During the first quarter of 2018, the Internal Revenue Service concluded an examination of the Company’s federal income tax return for 2012 with no material impact on the financial statements. In November 2017, the Company was notified of an examination of its federal income tax return for 2015. The Company cannot reasonably determine if this examination, or any state and local tax examinations, will have a material impact on its financial statements and cannot predict the timing regarding resolution of these tax examinations. The Company believes it is reasonably possible that, in the next 12 months, the amount of unrecognized tax benefits related to the resolution of federal, state and foreign matters could be reduced by $4.4 million to $6.6 million as audits close and statutes expire.

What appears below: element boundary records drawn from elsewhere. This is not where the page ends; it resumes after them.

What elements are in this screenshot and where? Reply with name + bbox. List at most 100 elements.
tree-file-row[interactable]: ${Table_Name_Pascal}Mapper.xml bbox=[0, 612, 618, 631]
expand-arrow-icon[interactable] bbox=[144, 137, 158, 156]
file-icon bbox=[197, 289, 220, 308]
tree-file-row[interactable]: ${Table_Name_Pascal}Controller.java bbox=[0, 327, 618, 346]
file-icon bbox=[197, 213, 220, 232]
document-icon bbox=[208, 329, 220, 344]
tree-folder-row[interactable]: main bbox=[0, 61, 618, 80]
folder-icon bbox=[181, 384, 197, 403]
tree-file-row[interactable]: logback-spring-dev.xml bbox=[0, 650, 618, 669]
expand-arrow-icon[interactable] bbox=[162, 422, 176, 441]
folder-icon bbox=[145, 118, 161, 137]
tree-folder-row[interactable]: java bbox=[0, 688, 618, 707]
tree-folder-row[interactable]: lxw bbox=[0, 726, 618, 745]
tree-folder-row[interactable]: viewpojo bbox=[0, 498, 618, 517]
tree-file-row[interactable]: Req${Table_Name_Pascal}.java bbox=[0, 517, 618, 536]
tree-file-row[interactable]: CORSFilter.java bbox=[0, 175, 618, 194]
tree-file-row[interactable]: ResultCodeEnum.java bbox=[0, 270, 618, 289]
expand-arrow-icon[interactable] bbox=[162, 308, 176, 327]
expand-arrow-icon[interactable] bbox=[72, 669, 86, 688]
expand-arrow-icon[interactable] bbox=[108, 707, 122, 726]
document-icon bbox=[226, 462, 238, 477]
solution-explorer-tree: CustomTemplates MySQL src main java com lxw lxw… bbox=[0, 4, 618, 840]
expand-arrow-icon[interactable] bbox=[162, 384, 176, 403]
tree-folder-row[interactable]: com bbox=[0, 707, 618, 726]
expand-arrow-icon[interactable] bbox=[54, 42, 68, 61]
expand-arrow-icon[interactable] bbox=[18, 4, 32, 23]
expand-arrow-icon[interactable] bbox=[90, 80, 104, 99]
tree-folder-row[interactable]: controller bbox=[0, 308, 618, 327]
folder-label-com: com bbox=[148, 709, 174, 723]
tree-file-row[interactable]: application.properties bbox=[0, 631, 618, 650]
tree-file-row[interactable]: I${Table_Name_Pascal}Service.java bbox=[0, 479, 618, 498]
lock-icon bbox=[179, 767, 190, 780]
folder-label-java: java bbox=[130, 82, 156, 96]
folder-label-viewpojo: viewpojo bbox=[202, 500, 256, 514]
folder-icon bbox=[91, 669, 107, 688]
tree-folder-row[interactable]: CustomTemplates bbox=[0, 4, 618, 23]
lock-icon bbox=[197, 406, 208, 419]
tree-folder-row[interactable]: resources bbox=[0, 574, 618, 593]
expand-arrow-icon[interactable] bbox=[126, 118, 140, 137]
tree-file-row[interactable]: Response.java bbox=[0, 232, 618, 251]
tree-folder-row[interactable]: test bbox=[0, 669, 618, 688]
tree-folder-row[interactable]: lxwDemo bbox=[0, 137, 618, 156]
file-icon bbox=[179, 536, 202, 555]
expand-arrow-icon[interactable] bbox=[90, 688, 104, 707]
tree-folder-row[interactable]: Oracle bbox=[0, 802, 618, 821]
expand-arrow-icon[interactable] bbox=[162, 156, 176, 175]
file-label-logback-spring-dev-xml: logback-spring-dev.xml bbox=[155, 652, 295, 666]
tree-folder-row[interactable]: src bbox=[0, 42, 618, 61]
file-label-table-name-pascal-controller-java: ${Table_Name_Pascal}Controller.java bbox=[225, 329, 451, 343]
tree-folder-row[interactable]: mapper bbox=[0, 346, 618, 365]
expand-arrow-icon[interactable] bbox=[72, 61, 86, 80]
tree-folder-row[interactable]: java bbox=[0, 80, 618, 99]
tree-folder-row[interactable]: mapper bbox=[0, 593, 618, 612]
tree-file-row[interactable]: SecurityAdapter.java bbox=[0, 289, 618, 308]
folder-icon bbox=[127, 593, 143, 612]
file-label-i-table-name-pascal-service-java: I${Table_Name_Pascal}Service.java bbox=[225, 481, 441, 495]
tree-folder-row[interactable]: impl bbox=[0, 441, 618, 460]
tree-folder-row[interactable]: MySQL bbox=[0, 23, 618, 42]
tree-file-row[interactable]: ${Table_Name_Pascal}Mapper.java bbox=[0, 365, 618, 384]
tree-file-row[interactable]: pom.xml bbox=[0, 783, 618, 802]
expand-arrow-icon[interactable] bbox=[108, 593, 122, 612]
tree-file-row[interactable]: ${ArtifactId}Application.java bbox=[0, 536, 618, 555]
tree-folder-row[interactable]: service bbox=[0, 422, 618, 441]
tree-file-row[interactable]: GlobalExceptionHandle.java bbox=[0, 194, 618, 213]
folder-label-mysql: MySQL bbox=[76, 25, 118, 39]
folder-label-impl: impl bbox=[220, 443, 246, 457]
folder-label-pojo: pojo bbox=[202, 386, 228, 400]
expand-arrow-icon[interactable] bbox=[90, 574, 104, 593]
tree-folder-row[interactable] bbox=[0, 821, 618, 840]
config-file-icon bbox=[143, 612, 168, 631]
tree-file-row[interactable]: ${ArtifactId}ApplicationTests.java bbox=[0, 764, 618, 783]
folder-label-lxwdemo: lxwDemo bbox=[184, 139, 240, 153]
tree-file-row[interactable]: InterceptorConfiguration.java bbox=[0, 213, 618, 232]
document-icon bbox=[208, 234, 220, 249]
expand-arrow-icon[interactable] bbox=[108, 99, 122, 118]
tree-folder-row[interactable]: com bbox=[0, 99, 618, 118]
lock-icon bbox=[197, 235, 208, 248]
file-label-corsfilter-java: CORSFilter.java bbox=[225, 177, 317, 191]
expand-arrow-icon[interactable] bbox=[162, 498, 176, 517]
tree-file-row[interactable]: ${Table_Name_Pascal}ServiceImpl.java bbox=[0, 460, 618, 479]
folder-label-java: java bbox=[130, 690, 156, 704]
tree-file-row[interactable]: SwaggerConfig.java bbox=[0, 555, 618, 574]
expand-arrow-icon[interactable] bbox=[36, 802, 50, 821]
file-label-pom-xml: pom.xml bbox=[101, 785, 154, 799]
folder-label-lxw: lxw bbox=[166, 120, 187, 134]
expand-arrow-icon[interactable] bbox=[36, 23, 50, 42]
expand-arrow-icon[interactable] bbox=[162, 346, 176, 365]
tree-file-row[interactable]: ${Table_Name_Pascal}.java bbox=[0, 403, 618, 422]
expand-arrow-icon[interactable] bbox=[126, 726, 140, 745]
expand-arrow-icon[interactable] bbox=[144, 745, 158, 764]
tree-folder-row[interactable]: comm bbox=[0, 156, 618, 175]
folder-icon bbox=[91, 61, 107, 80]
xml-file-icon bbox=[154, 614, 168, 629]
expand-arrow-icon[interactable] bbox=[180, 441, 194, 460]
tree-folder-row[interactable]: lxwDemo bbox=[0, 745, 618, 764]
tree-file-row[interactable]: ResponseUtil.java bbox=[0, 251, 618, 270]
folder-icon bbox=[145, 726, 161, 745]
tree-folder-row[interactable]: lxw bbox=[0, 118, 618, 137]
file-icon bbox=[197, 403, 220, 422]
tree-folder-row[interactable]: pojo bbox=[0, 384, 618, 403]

In the fourth quarter of 2017, the Company recorded tax expense of $8.3 million that represents what it believes is the impact of the enactment of the Tax Act.  The expense was based on currently available information and interpretations, which are continuing to evolve, and as a result, the expense is considered provisional. The Company has continued to analyze additional information and guidance related to the Tax Act as supplemental legislation, regulatory guidance, or evolving technical interpretations become available.  Based on supplemental guidance issued during 2018, the Company recorded a tax benefit of $0.5 million during the first quarter. The Company will continue to refine such amounts within the measurement period as provided by Staff Accounting Bulletin No. 118 and expects to complete its analysis no later than the fourth quarter of 2018.